Liánchéng Bì 連城璧
A Jade of Incomparable Value
by 李漁 (撰)
About the work
Liánchéng Bì 連城璧, literally “the jade disc worth a row of cities” (an allusion to the legendary Hé Shì bì 和氏璧), is a collection of twelve vernacular short stories (huàběn 話本 fiction) by Lǐ Yú 李漁 (1611–1680), arranged in twelve juǎn 卷. Each story is a self-contained narrative in the tradition of late-Míng huaben fiction, exploring themes of love, marriage, fidelity, jealousy, commerce, and unexpected reversals of fortune. The title implies that the moral exemplars in the stories are as precious as the legendary jade. A companion volume, Liánchéng Bì Wàibiān 連城璧外編 KR4k0175, adds six further stories.
Tiyao
No tiyao found in source.
Prefaces
The Kanripo text opens directly with the table of contents and then the first story, without a separate preface. The collection uses the huàběn format: each juǎn begins with a poem or lyric (cí), followed by an introductory moral framing, and then the main story.
Abstract
Lǐ Yú 李漁 (1611–1680; CBDB 65737), hào Lìwēng 笠翁, was one of the most prolific literary figures of the late-Míng/early-Qīng transition. Born in Lán Xī 蘭溪 (Zhèjiāng), he operated his own publishing house (the Jiè Zǐ Yuán 芥子園) in Nanjing, and is widely recognized as a major voice in fiction, drama, and cultural commentary. Wilkinson discusses Lǐ Yú under §31.2 (Li Yu 李漁 “1610–80”) and §36.21, noting his eclectic literary production and cultural authority on late imperial taste.

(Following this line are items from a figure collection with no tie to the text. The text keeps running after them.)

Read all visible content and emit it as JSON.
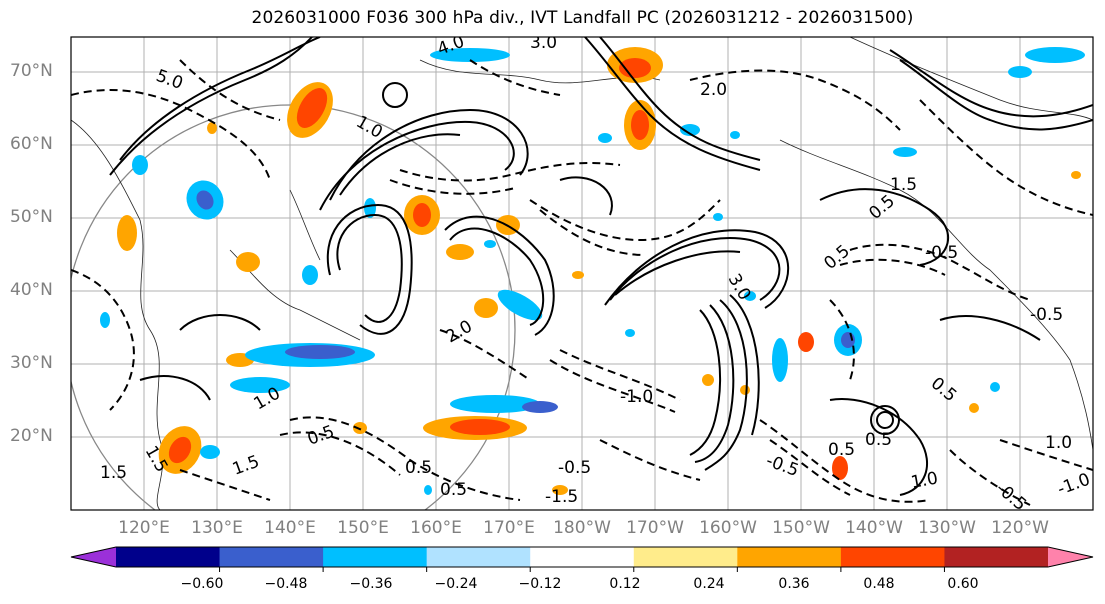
{
  "title": "2026031000 F036 300 hPa div., IVT Landfall PC (2026031212 - 2026031500)",
  "lat_labels": [
    "70°N",
    "60°N",
    "50°N",
    "40°N",
    "30°N",
    "20°N"
  ],
  "lon_labels": [
    "120°E",
    "130°E",
    "140°E",
    "150°E",
    "160°E",
    "170°E",
    "180°W",
    "170°W",
    "160°W",
    "150°W",
    "140°W",
    "130°W",
    "120°W"
  ],
  "colorbar": {
    "colors": [
      "#9b30d9",
      "#00008b",
      "#3a5fcd",
      "#00bfff",
      "#b0e2ff",
      "#ffffff",
      "#ffec8b",
      "#ffa500",
      "#ff4500",
      "#b22222",
      "#ff82ab"
    ],
    "tick_labels": [
      "−0.60",
      "−0.48",
      "−0.36",
      "−0.24",
      "−0.12",
      "0.12",
      "0.24",
      "0.36",
      "0.48",
      "0.60"
    ]
  },
  "contour_labels": [
    "3.0",
    "4.0",
    "5.0",
    "2.0",
    "1.0",
    "1.5",
    "0.5",
    "-0.5",
    "-1.0",
    "-1.5",
    "0.5",
    "1.5",
    "3.0",
    "2.0",
    "1.0",
    "0.5",
    "-0.5",
    "-0.5",
    "0.5",
    "1.0",
    "1.5",
    "0.5",
    "-0.5",
    "0.5",
    "1.0",
    "0.5",
    "1.5",
    "0.5",
    "-0.5",
    "-1.0"
  ]
}
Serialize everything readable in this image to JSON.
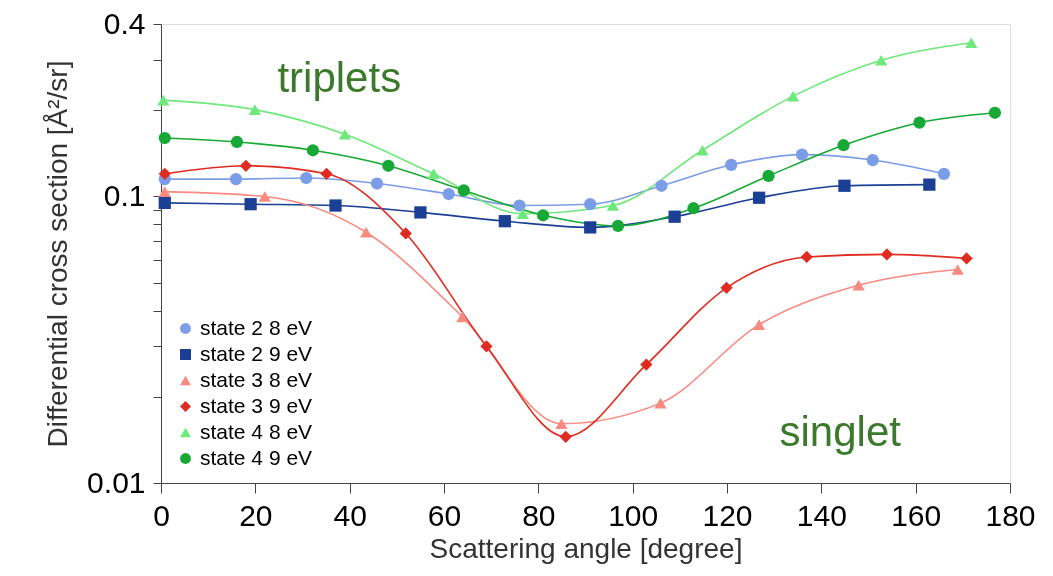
{
  "chart_data": {
    "type": "line",
    "xlabel": "Scattering angle [degree]",
    "ylabel": "Differential cross section [Å²/sr]",
    "xlim": [
      0,
      180
    ],
    "xticks": [
      0,
      20,
      40,
      60,
      80,
      100,
      120,
      140,
      160,
      180
    ],
    "ylim": [
      0.01,
      0.4
    ],
    "yticks": [
      0.01,
      {
        "value": 0.02,
        "label": null
      },
      {
        "value": 0.03,
        "label": null
      },
      {
        "value": 0.04,
        "label": null
      },
      {
        "value": 0.05,
        "label": null
      },
      {
        "value": 0.06,
        "label": null
      },
      {
        "value": 0.07,
        "label": null
      },
      {
        "value": 0.08,
        "label": null
      },
      {
        "value": 0.09,
        "label": null
      },
      0.1,
      {
        "value": 0.2,
        "label": null
      },
      {
        "value": 0.3,
        "label": null
      },
      0.4
    ],
    "log": true,
    "grid": false,
    "legend": "bottom left",
    "line_style": "solid",
    "annotations": [
      "triplets",
      "singlet"
    ],
    "series": [
      {
        "name": "state 2 8 eV",
        "color": "#7b9de8",
        "marker": "circle",
        "x": [
          0.8,
          15.9,
          30.8,
          45.8,
          61,
          76,
          91,
          106.1,
          120.9,
          135.9,
          150.9,
          166
        ],
        "values": [
          0.115,
          0.115,
          0.116,
          0.111,
          0.102,
          0.093,
          0.094,
          0.109,
          0.129,
          0.14,
          0.134,
          0.12
        ]
      },
      {
        "name": "state 2 9 eV",
        "color": "#1a3f94",
        "marker": "square",
        "x": [
          0.8,
          19,
          37,
          55,
          72.9,
          91,
          108.9,
          126.8,
          144.9,
          162.9
        ],
        "values": [
          0.095,
          0.094,
          0.093,
          0.088,
          0.082,
          0.078,
          0.085,
          0.099,
          0.109,
          0.11
        ]
      },
      {
        "name": "state 3 8 eV",
        "color": "#f88a80",
        "marker": "triangle",
        "x": [
          0.8,
          22,
          43.5,
          63.9,
          84.9,
          105.9,
          126.8,
          147.9,
          168.9
        ],
        "values": [
          0.104,
          0.1,
          0.075,
          0.038,
          0.0161,
          0.019,
          0.0357,
          0.049,
          0.0556
        ]
      },
      {
        "name": "state 3 9 eV",
        "color": "#e02b20",
        "marker": "diamond",
        "x": [
          0.8,
          18,
          35.1,
          51.9,
          69,
          85.8,
          102.9,
          119.9,
          136.9,
          153.9,
          170.8
        ],
        "values": [
          0.12,
          0.128,
          0.12,
          0.0743,
          0.03,
          0.0145,
          0.0259,
          0.048,
          0.0615,
          0.0628,
          0.0608
        ]
      },
      {
        "name": "state 4 8 eV",
        "color": "#6ee87a",
        "marker": "triangle",
        "x": [
          0.5,
          19.9,
          39,
          57.8,
          76.7,
          95.8,
          114.8,
          134,
          152.7,
          171.8
        ],
        "values": [
          0.217,
          0.201,
          0.165,
          0.12,
          0.087,
          0.093,
          0.145,
          0.224,
          0.299,
          0.344
        ]
      },
      {
        "name": "state 4 9 eV",
        "color": "#18a836",
        "marker": "circle",
        "x": [
          0.8,
          16.1,
          32.2,
          48.2,
          64.2,
          81,
          96.9,
          112.9,
          128.8,
          144.7,
          160.8,
          176.8
        ],
        "values": [
          0.16,
          0.155,
          0.145,
          0.128,
          0.105,
          0.086,
          0.079,
          0.091,
          0.118,
          0.151,
          0.181,
          0.196
        ]
      }
    ]
  }
}
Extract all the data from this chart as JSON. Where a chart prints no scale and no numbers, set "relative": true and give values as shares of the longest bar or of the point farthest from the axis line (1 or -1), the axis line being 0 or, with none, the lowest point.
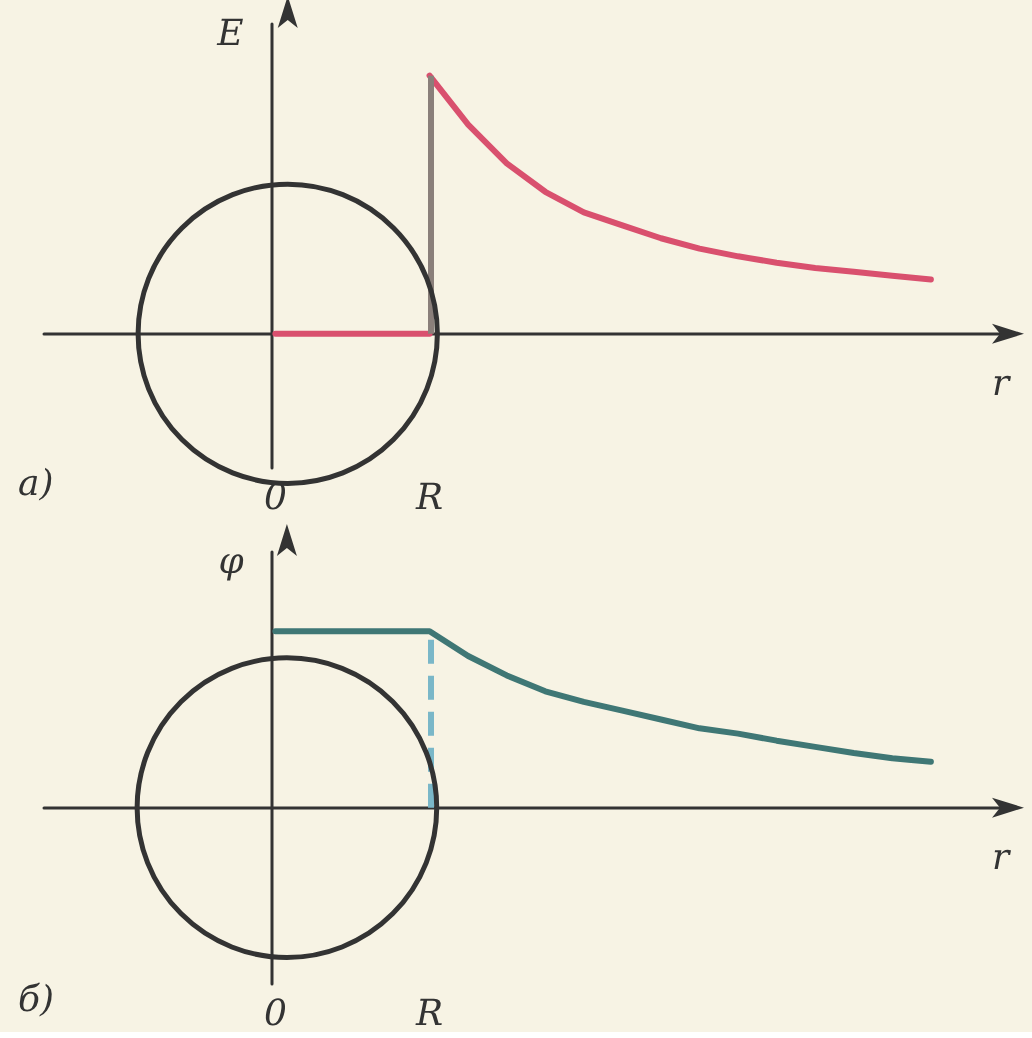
{
  "chart_data": [
    {
      "type": "line",
      "title": "а)",
      "xlabel": "r",
      "ylabel": "E",
      "relative": true,
      "grid": false,
      "marker": "none",
      "categories": [
        null,
        null,
        null,
        null,
        null,
        null,
        "0",
        null,
        null,
        null,
        "R",
        null,
        null,
        null,
        null,
        null,
        null,
        null,
        null,
        null,
        null,
        null,
        null,
        null,
        null,
        null
      ],
      "series": [
        {
          "color": "#d9506e",
          "values": [
            null,
            null,
            null,
            null,
            null,
            null,
            0,
            0,
            0,
            0,
            0,
            null,
            null,
            null,
            null,
            null,
            null,
            null,
            null,
            null,
            null,
            null,
            null,
            null,
            null,
            null
          ]
        },
        {
          "color": "#d9506e",
          "values": [
            null,
            null,
            null,
            null,
            null,
            null,
            null,
            null,
            null,
            null,
            1,
            0.81,
            0.66,
            0.55,
            0.47,
            0.42,
            0.37,
            0.33,
            0.3,
            0.275,
            0.255,
            0.24,
            0.225,
            0.21,
            null,
            null
          ]
        }
      ],
      "ref_lines": [
        {
          "axis": "x",
          "value": "R",
          "color": "#8a7f7a",
          "line_style": "solid"
        }
      ]
    },
    {
      "type": "line",
      "title": "б)",
      "xlabel": "r",
      "ylabel": "φ",
      "relative": true,
      "grid": false,
      "marker": "none",
      "categories": [
        null,
        null,
        null,
        null,
        null,
        null,
        "0",
        null,
        null,
        null,
        "R",
        null,
        null,
        null,
        null,
        null,
        null,
        null,
        null,
        null,
        null,
        null,
        null,
        null,
        null,
        null
      ],
      "series": [
        {
          "color": "#3f7775",
          "values": [
            null,
            null,
            null,
            null,
            null,
            null,
            1,
            1,
            1,
            1,
            1,
            0.86,
            0.75,
            0.66,
            0.6,
            0.55,
            0.5,
            0.45,
            0.42,
            0.38,
            0.345,
            0.31,
            0.28,
            0.26,
            null,
            null
          ]
        }
      ],
      "ref_lines": [
        {
          "axis": "x",
          "value": "R",
          "color": "#7ab7c8",
          "line_style": "dashed"
        }
      ]
    }
  ]
}
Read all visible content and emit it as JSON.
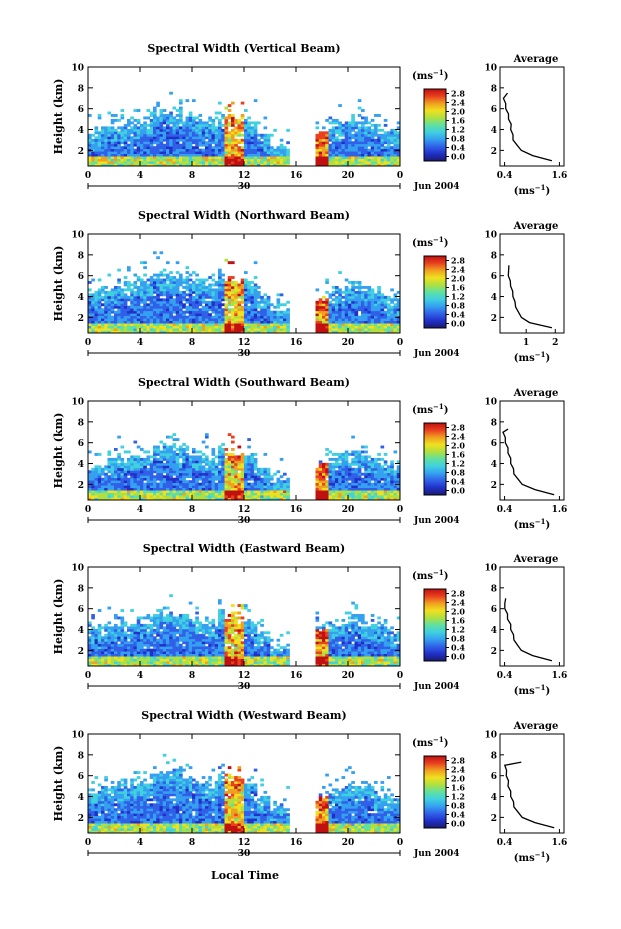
{
  "figure": {
    "xlabel": "Local Time",
    "ylabel": "Height (km)",
    "date_day": "30",
    "date_month_year": "Jun 2004",
    "colorbar_unit_label": "(ms",
    "colorbar_unit_exp": "−1",
    "colorbar_unit_close": ")",
    "colorbar_ticks": [
      "2.8",
      "2.4",
      "2.0",
      "1.6",
      "1.2",
      "0.8",
      "0.4",
      "0.0"
    ],
    "profile_title": "Average",
    "profile_xlabel": "(ms",
    "profile_xlabel_exp": "−1",
    "profile_xlabel_close": ")"
  },
  "colors": {
    "colormap": [
      "#1a1a6e",
      "#2030c8",
      "#3060e8",
      "#35a0f0",
      "#40d0e0",
      "#60e0a0",
      "#b0e040",
      "#f0e020",
      "#f0a020",
      "#e84020",
      "#c01010"
    ]
  },
  "chart_data": [
    {
      "type": "heatmap",
      "title": "Spectral Width (Vertical Beam)",
      "colorbar_range": [
        0.0,
        2.8
      ],
      "x_ticks": [
        "0",
        "4",
        "8",
        "12",
        "16",
        "20",
        "0"
      ],
      "y_ticks": [
        "2",
        "4",
        "6",
        "8",
        "10"
      ],
      "xlim": [
        0,
        24
      ],
      "ylim": [
        0.5,
        10
      ],
      "data_gap_hours": [
        15.6,
        17.4
      ],
      "profile": {
        "x_ticks": [
          "0.4",
          "1.6"
        ],
        "xlim": [
          0.3,
          1.7
        ],
        "height_km": [
          1.0,
          1.5,
          2.0,
          2.5,
          3.0,
          3.5,
          4.0,
          4.5,
          5.0,
          5.5,
          6.0,
          6.5,
          7.0,
          7.5
        ],
        "width_ms": [
          1.45,
          1.0,
          0.78,
          0.66,
          0.6,
          0.57,
          0.55,
          0.53,
          0.5,
          0.47,
          0.44,
          0.41,
          0.39,
          0.45
        ]
      }
    },
    {
      "type": "heatmap",
      "title": "Spectral Width (Northward Beam)",
      "colorbar_range": [
        0.0,
        2.8
      ],
      "x_ticks": [
        "0",
        "4",
        "8",
        "12",
        "16",
        "20",
        "0"
      ],
      "y_ticks": [
        "2",
        "4",
        "6",
        "8",
        "10"
      ],
      "xlim": [
        0,
        24
      ],
      "ylim": [
        0.5,
        10
      ],
      "data_gap_hours": [
        15.6,
        17.4
      ],
      "profile": {
        "x_ticks": [
          "1",
          "2"
        ],
        "xlim": [
          0.1,
          2.3
        ],
        "height_km": [
          1.0,
          1.5,
          2.0,
          2.5,
          3.0,
          3.5,
          4.0,
          4.5,
          5.0,
          5.5,
          6.0,
          6.5,
          7.0
        ],
        "width_ms": [
          1.9,
          1.1,
          0.85,
          0.72,
          0.65,
          0.6,
          0.56,
          0.52,
          0.48,
          0.44,
          0.4,
          0.38,
          0.42
        ]
      }
    },
    {
      "type": "heatmap",
      "title": "Spectral Width (Southward Beam)",
      "colorbar_range": [
        0.0,
        2.8
      ],
      "x_ticks": [
        "0",
        "4",
        "8",
        "12",
        "16",
        "20",
        "0"
      ],
      "y_ticks": [
        "2",
        "4",
        "6",
        "8",
        "10"
      ],
      "xlim": [
        0,
        24
      ],
      "ylim": [
        0.5,
        10
      ],
      "data_gap_hours": [
        15.6,
        17.4
      ],
      "profile": {
        "x_ticks": [
          "0.4",
          "1.6"
        ],
        "xlim": [
          0.3,
          1.7
        ],
        "height_km": [
          1.0,
          1.5,
          2.0,
          2.5,
          3.0,
          3.5,
          4.0,
          4.5,
          5.0,
          5.5,
          6.0,
          6.5,
          7.0,
          7.3
        ],
        "width_ms": [
          1.5,
          1.05,
          0.8,
          0.68,
          0.62,
          0.58,
          0.55,
          0.52,
          0.49,
          0.46,
          0.43,
          0.4,
          0.38,
          0.46
        ]
      }
    },
    {
      "type": "heatmap",
      "title": "Spectral Width (Eastward Beam)",
      "colorbar_range": [
        0.0,
        2.8
      ],
      "x_ticks": [
        "0",
        "4",
        "8",
        "12",
        "16",
        "20",
        "0"
      ],
      "y_ticks": [
        "2",
        "4",
        "6",
        "8",
        "10"
      ],
      "xlim": [
        0,
        24
      ],
      "ylim": [
        0.5,
        10
      ],
      "data_gap_hours": [
        15.6,
        17.4
      ],
      "profile": {
        "x_ticks": [
          "0.4",
          "1.6"
        ],
        "xlim": [
          0.3,
          1.7
        ],
        "height_km": [
          1.0,
          1.5,
          2.0,
          2.5,
          3.0,
          3.5,
          4.0,
          4.5,
          5.0,
          5.5,
          6.0,
          6.5,
          7.0
        ],
        "width_ms": [
          1.45,
          1.0,
          0.78,
          0.67,
          0.62,
          0.58,
          0.55,
          0.52,
          0.48,
          0.45,
          0.42,
          0.39,
          0.44
        ]
      }
    },
    {
      "type": "heatmap",
      "title": "Spectral Width (Westward Beam)",
      "colorbar_range": [
        0.0,
        2.8
      ],
      "x_ticks": [
        "0",
        "4",
        "8",
        "12",
        "16",
        "20",
        "0"
      ],
      "y_ticks": [
        "2",
        "4",
        "6",
        "8",
        "10"
      ],
      "xlim": [
        0,
        24
      ],
      "ylim": [
        0.5,
        10
      ],
      "data_gap_hours": [
        15.6,
        17.4
      ],
      "profile": {
        "x_ticks": [
          "0.4",
          "1.6"
        ],
        "xlim": [
          0.3,
          1.7
        ],
        "height_km": [
          1.0,
          1.5,
          2.0,
          2.5,
          3.0,
          3.5,
          4.0,
          4.5,
          5.0,
          5.5,
          6.0,
          6.5,
          7.0,
          7.3
        ],
        "width_ms": [
          1.5,
          1.05,
          0.8,
          0.68,
          0.62,
          0.58,
          0.55,
          0.52,
          0.49,
          0.47,
          0.45,
          0.43,
          0.42,
          0.75
        ]
      }
    }
  ]
}
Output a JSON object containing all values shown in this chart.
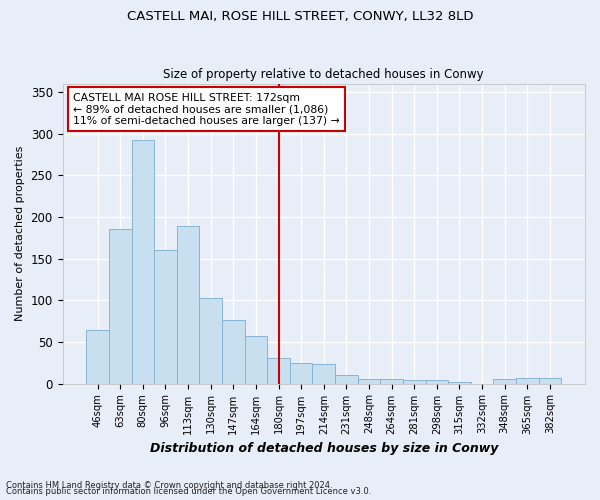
{
  "title1": "CASTELL MAI, ROSE HILL STREET, CONWY, LL32 8LD",
  "title2": "Size of property relative to detached houses in Conwy",
  "xlabel": "Distribution of detached houses by size in Conwy",
  "ylabel": "Number of detached properties",
  "categories": [
    "46sqm",
    "63sqm",
    "80sqm",
    "96sqm",
    "113sqm",
    "130sqm",
    "147sqm",
    "164sqm",
    "180sqm",
    "197sqm",
    "214sqm",
    "231sqm",
    "248sqm",
    "264sqm",
    "281sqm",
    "298sqm",
    "315sqm",
    "332sqm",
    "348sqm",
    "365sqm",
    "382sqm"
  ],
  "values": [
    64,
    185,
    292,
    160,
    189,
    103,
    76,
    57,
    31,
    25,
    23,
    10,
    6,
    5,
    4,
    4,
    2,
    0,
    6,
    7,
    7
  ],
  "bar_color": "#c8dff0",
  "bar_edge_color": "#8ab4d4",
  "bg_color": "#e8eef8",
  "grid_color": "#ffffff",
  "vline_color": "#cc0000",
  "vline_pos": 8.5,
  "annotation_text": "CASTELL MAI ROSE HILL STREET: 172sqm\n← 89% of detached houses are smaller (1,086)\n11% of semi-detached houses are larger (137) →",
  "annotation_box_edgecolor": "#cc0000",
  "footer1": "Contains HM Land Registry data © Crown copyright and database right 2024.",
  "footer2": "Contains public sector information licensed under the Open Government Licence v3.0.",
  "ylim": [
    0,
    360
  ],
  "yticks": [
    0,
    50,
    100,
    150,
    200,
    250,
    300,
    350
  ]
}
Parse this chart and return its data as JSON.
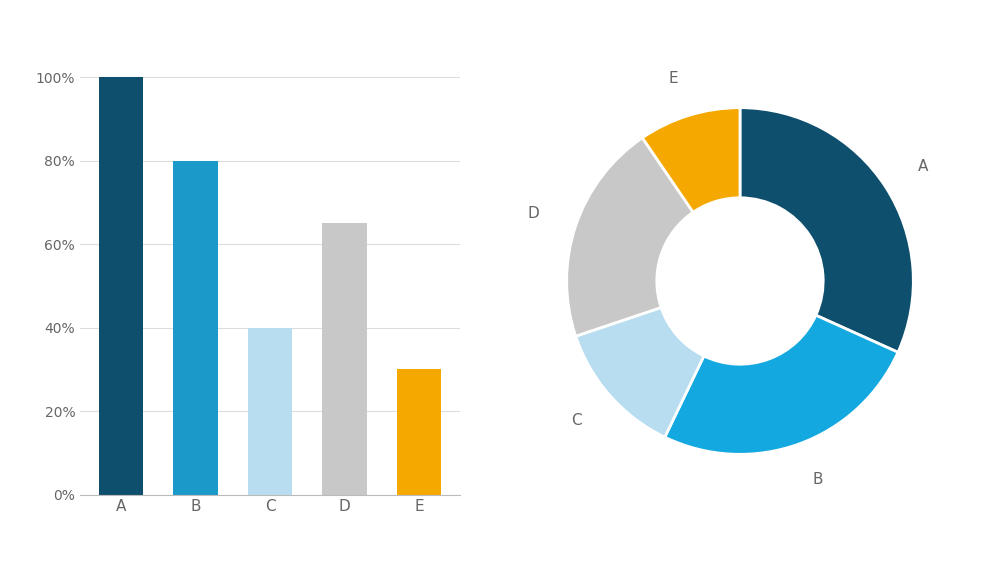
{
  "categories": [
    "A",
    "B",
    "C",
    "D",
    "E"
  ],
  "values": [
    100,
    80,
    40,
    65,
    30
  ],
  "bar_colors": [
    "#0d4f6c",
    "#1a9ac9",
    "#b8ddf0",
    "#c8c8c8",
    "#f5a800"
  ],
  "pie_colors": [
    "#0d4f6c",
    "#14a8e0",
    "#b8ddf0",
    "#c8c8c8",
    "#f5a800"
  ],
  "ytick_labels": [
    "0%",
    "20%",
    "40%",
    "60%",
    "80%",
    "100%"
  ],
  "ytick_values": [
    0,
    20,
    40,
    60,
    80,
    100
  ],
  "ylim": [
    0,
    105
  ],
  "background_color": "#ffffff",
  "text_color": "#666666",
  "label_fontsize": 11,
  "tick_fontsize": 10,
  "donut_width": 0.52,
  "label_dist": 1.22
}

Liánchéng Bì belongs to the tradition of the late-Míng huàběn short story pioneered by Féng Mènglóng 馮夢龍 (Sānyán 三言) and Líng Mēngchū 凌濛初 (Erpai 二拍). Lǐ Yú’s stories, however, are entirely his own compositions rather than reworkings of earlier material, and they reflect his personal preoccupations: jealousy and its remedies (liáodù 療妒), the relative claims of fidelity and pragmatism in marriage, and moral paradoxes that undercut conventional Confucian pieties. The twelve stories in the Kanripo text are:
- Juǎn 1: 譚楚玉戲裏傳情 / 劉藐姑曲終死節 (actress’s love and fidelity unto death)
- Juǎn 2: 老星家戲改八字 / 窮皂隸陡發萬金 (fate manipulation and sudden fortune)
- Juǎn 3: 乞兒行好事 / 皇帝做媒人 (beggar’s virtue rewarded by imperial matchmaking)
- Juǎn 4: 清官不受扒灰謗 / 義士難伸竊婦冤(upright official and thwarted justice)
- Juǎn 5: 美女同遭花燭冤 / 村郎偏享溫柔福 (wedding night injustice and rustic good fortune)
- Juǎn 6: 遭風遇盜致奇贏 / 讓本還財成巨富 (merchant adventure, generosity rewarded)
- Juǎn 7: 妒妻守有夫之寡 / 懦夫還不死之魂 (jealous wife and faint-hearted husband)
- Juǎn 8: 妻妾敗綱常 / 梅香完節操 (wife, concubine, and maidservant’s loyalty)
- Juǎn 9: 寡婦設計贅新郎 / 衆美齊心奪才子(widow’s stratagem and collective feminine plot)
- Juǎn 10: 吃新醋正室蒙冤 / 續舊歡家堂和事 (jealousy, false accusation, and reconciliation)
- Juǎn 11: 重義奔喪奴僕好 / 貪財殞命子孫愚 (loyal servants vs. greedy heirs)
- Juǎn 12: 貞女守貞來異謗 / 朋儕相謔致奇冤 (chaste woman slandered; friends’ jest causes disaster)
The collection is generally dated to the late 1650s, consistent with Lǐ Yú’s period of active fiction-writing in Nanjing before his move to Hangzhou. Lǐ Yú’s fiction was long excluded from respectable literary discussion because of its frank treatment of sexuality and marital conflict, but it has received increasing scholarly attention since the 1980s.
Translations and research
- Patrick Hanan. The Invention of Li Yu. Harvard University Press, 1988. The standard English monograph on Lǐ Yú’s fiction; essential reference.
- Patrick Hanan, tr. “A Tower for the Summer Heat” (Xia Yi story) and other translations in various anthologies.
- Lars Berglund. Studies on Li Yu’s fiction in Asia Major and T’oung Pao.
- Wai-yee Li. Enchantment and Disenchantment: Love and Illusion in Chinese Literature. Princeton University Press, 1993. Covers Lǐ Yú’s fiction in the context of late imperial love literature.